Only partially published in a few and scattered excerpts in literary magazines during the life of Pessoa, The Book of Disquiet was only published, in a more comprehensive version, in 1982, by the Ática publishing house, organised and prefaced by Jacinto do Prado Coelho and texts collected and transcribed by Maria Aliete Galhoz and Teresa Sobral Cunha. To date, several other editions have been published, each one adding new elements in the selection, arrangement, and organisation of the texts.
The editions and versions consulted for this article were mainly the collection of Fernando Pessoa found at the National Library of Portugal (of which we show an image, see below), the Digital Archive of The Book of Disquiet (University of Coimbra), Richard Zenith’s edition (Assírio and Alvim, 1998) and Jerónimo Pizarro’s work (INCM, 2010; Tinta-da-china, 2013).

Thus, marking the first 40 years of the publication of The Book of Disquiet (1982-2022), we want to pay tribute to this unique work of Portuguese and world literature, highlighting ten quotes of this intimate, psychological, metaphysical, and poetic journal. Ten quotes that, as often happens in Pessoa, elicit deep reflections on themes of universal wisdom.

Fabrizio Boscaglia

Irony is the first indication that consciousness has become conscious.

Life is full of paradoxes, as roses are of thorns.

My only real concern has been my inner life.

I enjoy words. Better yet, I enjoy making words work. Words to me are palpable bodies, visible sirens, embodied sensualities.

My soul is a hidden orchestra; I know not what instruments, what strings and harps, drums and tamboura I sound and clash inside myself. I only know myself as a symphony.

Without faith, we have no hope, and, without hope, we don’t have life.

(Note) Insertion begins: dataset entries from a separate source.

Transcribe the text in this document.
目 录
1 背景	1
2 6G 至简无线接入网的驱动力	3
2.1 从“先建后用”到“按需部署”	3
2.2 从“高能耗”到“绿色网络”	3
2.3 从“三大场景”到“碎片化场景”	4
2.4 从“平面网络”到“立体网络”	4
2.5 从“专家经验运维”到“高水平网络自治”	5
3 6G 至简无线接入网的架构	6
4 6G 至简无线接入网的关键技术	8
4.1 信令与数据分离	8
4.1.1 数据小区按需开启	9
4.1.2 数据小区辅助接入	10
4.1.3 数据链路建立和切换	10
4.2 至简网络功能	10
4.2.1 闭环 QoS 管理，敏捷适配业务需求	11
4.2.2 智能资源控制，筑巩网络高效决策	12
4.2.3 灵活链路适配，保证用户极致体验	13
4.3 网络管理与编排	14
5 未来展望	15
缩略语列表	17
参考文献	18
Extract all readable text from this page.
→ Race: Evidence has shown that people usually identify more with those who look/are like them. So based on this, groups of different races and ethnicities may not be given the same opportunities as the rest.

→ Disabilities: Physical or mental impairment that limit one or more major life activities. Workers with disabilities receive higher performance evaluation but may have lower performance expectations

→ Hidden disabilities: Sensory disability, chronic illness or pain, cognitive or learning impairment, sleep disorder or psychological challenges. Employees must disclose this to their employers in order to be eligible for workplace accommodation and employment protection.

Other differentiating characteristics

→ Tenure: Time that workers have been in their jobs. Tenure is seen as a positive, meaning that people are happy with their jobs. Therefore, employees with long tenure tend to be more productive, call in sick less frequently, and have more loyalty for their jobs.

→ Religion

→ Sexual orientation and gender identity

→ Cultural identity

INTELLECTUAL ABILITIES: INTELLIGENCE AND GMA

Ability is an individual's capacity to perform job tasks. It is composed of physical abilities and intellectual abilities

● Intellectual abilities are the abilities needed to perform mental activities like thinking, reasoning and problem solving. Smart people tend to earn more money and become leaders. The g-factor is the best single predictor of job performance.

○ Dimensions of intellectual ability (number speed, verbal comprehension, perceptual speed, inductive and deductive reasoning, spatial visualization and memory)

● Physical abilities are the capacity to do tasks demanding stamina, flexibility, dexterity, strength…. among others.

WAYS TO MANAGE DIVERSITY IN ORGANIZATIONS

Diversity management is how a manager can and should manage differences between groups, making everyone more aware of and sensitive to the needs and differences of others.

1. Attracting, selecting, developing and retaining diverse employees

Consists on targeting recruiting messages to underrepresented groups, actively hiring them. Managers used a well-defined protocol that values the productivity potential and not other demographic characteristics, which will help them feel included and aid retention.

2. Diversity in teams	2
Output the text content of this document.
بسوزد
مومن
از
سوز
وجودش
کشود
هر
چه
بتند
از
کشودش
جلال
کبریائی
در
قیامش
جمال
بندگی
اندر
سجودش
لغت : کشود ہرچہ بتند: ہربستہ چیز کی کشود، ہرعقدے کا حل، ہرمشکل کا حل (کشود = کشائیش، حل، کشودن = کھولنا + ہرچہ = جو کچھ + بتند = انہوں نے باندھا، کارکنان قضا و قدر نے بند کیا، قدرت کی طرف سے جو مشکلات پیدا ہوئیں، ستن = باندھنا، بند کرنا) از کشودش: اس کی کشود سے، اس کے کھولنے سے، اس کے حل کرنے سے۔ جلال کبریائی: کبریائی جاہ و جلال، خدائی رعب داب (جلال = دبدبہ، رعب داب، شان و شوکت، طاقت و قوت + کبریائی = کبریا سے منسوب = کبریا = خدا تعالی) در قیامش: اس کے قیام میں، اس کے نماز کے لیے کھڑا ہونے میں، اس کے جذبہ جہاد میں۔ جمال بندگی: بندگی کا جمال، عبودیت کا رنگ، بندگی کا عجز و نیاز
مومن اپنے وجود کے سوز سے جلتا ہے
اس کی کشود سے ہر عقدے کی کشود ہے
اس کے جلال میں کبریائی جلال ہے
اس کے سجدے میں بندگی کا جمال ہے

God is the soul of everything.

I always live in the present. The future, I can’t know. The past, I no longer have. Some days are entire philosophies in themselves that suggest us new interpretations of life, marginal notes full of acute criticism in the book of our universal destiny.

Children are particularly literary, for they say what they feel not what someone has told them to feel.